Graph Neural Networks have achieved tremendous success in modeling complex graph data in a variety of applications. However, there are limited studies investigating privacy protection in GNNs. In this work, we propose a learning framework that can provide node privacy at the user level, while incurring low utility loss. We focus on a decentralized notion of Differential Privacy, namely Local Differential Privacy, and apply randomization mechanisms to perturb both feature and label data at the node level before the data is collected by a central server for model training.

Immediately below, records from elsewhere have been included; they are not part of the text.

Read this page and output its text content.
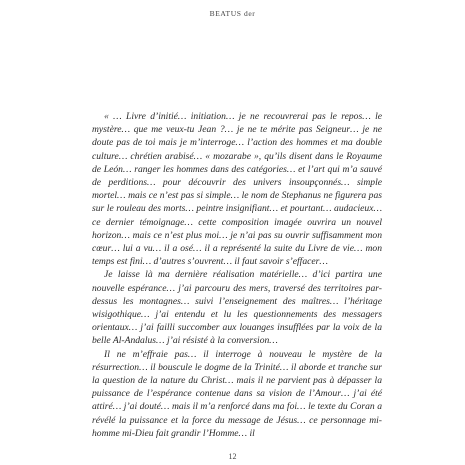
BEATUS der

« … Livre d’initié… initiation… je ne recouvrerai pas le repos… le mystère… que me veux-tu Jean ?… je ne te mérite pas Seigneur… je ne doute pas de toi mais je m’interroge… l’action des hommes et ma double culture… chrétien arabisé… « mozarabe », qu’ils disent dans le Royaume de León… ranger les hommes dans des catégories… et l’art qui m’a sauvé de perditions… pour découvrir des univers insoupçonnés… simple mortel… mais ce n’est pas si simple… le nom de Stephanus ne figurera pas sur le rouleau des morts… peintre insignifiant… et pourtant… audacieux… ce dernier témoignage… cette composition imagée ouvrira un nouvel horizon… mais ce n’est plus moi… je n’ai pas su ouvrir suffisamment mon cœur… lui a vu… il a osé… il a représenté la suite du Livre de vie… mon temps est fini… d’autres s’ouvrent… il faut savoir s’effacer…

Je laisse là ma dernière réalisation matérielle… d’ici partira une nouvelle espérance… j’ai parcouru des mers, traversé des territoires par-dessus les montagnes… suivi l’enseignement des maîtres… l’héritage wisigothique… j’ai entendu et lu les questionnements des messagers orientaux… j’ai failli succomber aux louanges insufflées par la voix de la belle Al-Andalus… j’ai résisté à la conversion…

Il ne m’effraie pas… il interroge à nouveau le mystère de la résurrection… il bouscule le dogme de la Trinité… il aborde et tranche sur la question de la nature du Christ… mais il ne parvient pas à dépasser la puissance de l’espérance contenue dans sa vision de l’Amour… j’ai été attiré… j’ai douté… mais il m’a renforcé dans ma foi… le texte du Coran a révélé la puissance et la force du message de Jésus… ce personnage mi-homme mi-Dieu fait grandir l’Homme… il

12
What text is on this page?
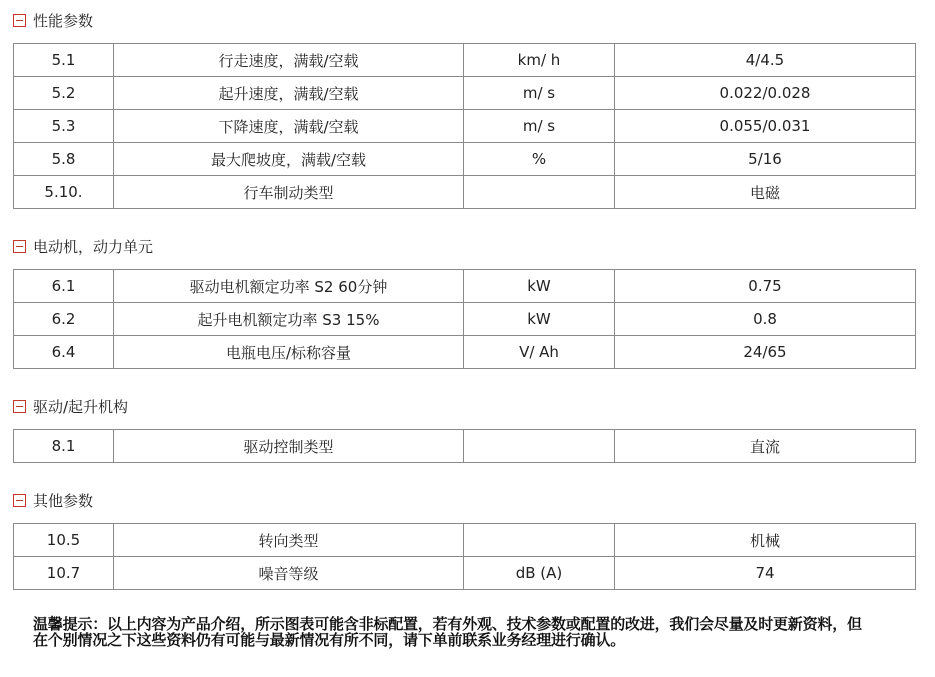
性能参数
5.1	行走速度，满载/空载	km/ h	4/4.5
5.2	起升速度，满载/空载	m/ s	0.022/0.028
5.3	下降速度，满载/空载	m/ s	0.055/0.031
5.8	最大爬坡度，满载/空载	%	5/16
5.10.	行车制动类型		电磁
电动机，动力单元
6.1	驱动电机额定功率 S2 60分钟	kW	0.75
6.2	起升电机额定功率 S3 15%	kW	0.8
6.4	电瓶电压/标称容量	V/ Ah	24/65
驱动/起升机构
8.1	驱动控制类型		直流
其他参数
10.5	转向类型		机械
10.7	噪音等级	dB (A)	74

温馨提示：以上内容为产品介绍，所示图表可能含非标配置，若有外观、技术参数或配置的改进，我们会尽量及时更新资料，但

在个别情况之下这些资料仍有可能与最新情况有所不同，请下单前联系业务经理进行确认。
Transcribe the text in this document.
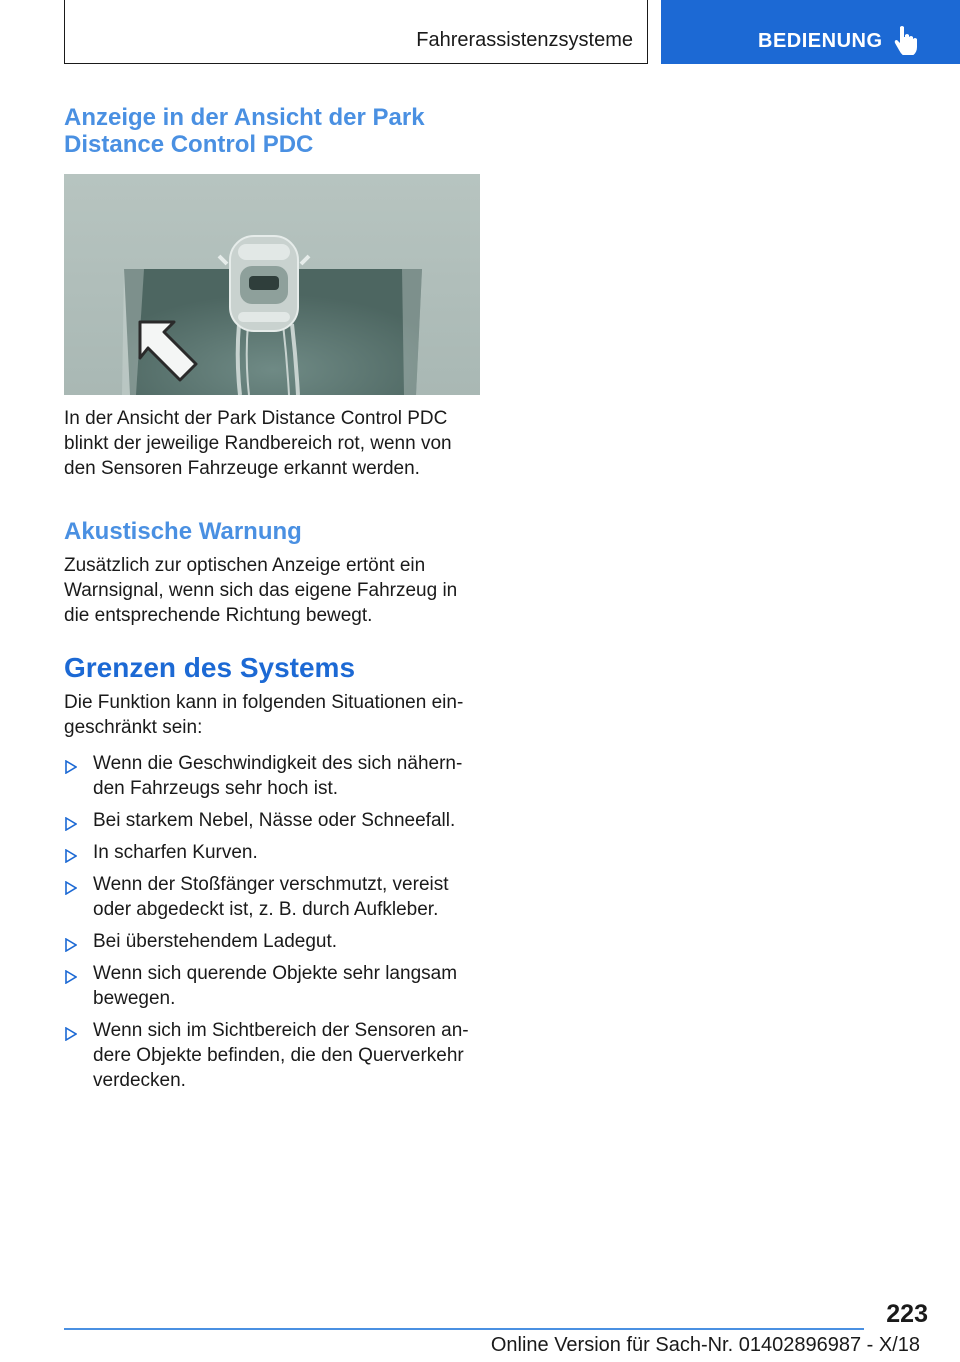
Fahrerassistenzsysteme	BEDIENUNG
Anzeige in der Ansicht der Park
Distance Control PDC

In der Ansicht der Park Distance Control PDC blinkt der jeweilige Randbereich rot, wenn von den Sensoren Fahrzeuge erkannt werden.

Akustische Warnung

Zusätzlich zur optischen Anzeige ertönt ein Warnsignal, wenn sich das eigene Fahrzeug in die entsprechende Richtung bewegt.

Grenzen des Systems

Die Funktion kann in folgenden Situationen eingeschränkt sein:

Wenn die Geschwindigkeit des sich nähernden Fahrzeugs sehr hoch ist.
Bei starkem Nebel, Nässe oder Schneefall.
In scharfen Kurven.
Wenn der Stoßfänger verschmutzt, vereist oder abgedeckt ist, z. B. durch Aufkleber.
Bei überstehendem Ladegut.
Wenn sich querende Objekte sehr langsam bewegen.
Wenn sich im Sichtbereich der Sensoren andere Objekte befinden, die den Querverkehr verdecken.
223
Online Version für Sach-Nr. 01402896987 - X/18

Specifically, we investigate the application of randomization mechanisms in high-dimensional feature settings and propose an LDP protocol with strict privacy guarantees. Based on frequency estimation in statistical analysis of randomized data, we develop reconstruction methods to approximate features and labels from perturbed data. We also formulate this learning framework to utilize frequency estimates of graph clusters to supervise the training procedure at a sub-graph level. Extensive experiments on real-world and semi-synthetic datasets demonstrate the validity of our proposed model.

翻译：图神经网络在各类应用中成功建模复杂图数据取得了巨大成就。然而，目前关于图神经网络中隐私保护的研究仍十分有限。本文提出一种学习框架，可在用户层面提供节点隐私保护，同时仅产生较低的效用损失。我们聚焦于差分隐私的分布式概念——本地差分隐私，在数据被中央服务器收集用于模型训练之前，对节点层面的特征和标签数据应用随机化机制进行扰动。具体而言，我们研究了高维特征环境下的随机化机制应用，并提出了一种具有严格隐私保障的LDP协议。基于随机化数据统计分析中的频率估计方法，我们开发了从扰动数据中重构特征和标签的重构方法。我们还构建了利用图簇频率估计来监督子图层面训练过程的学习框架。在真实数据集和半合成数据集上的大量实验证明了所提模型的有效性。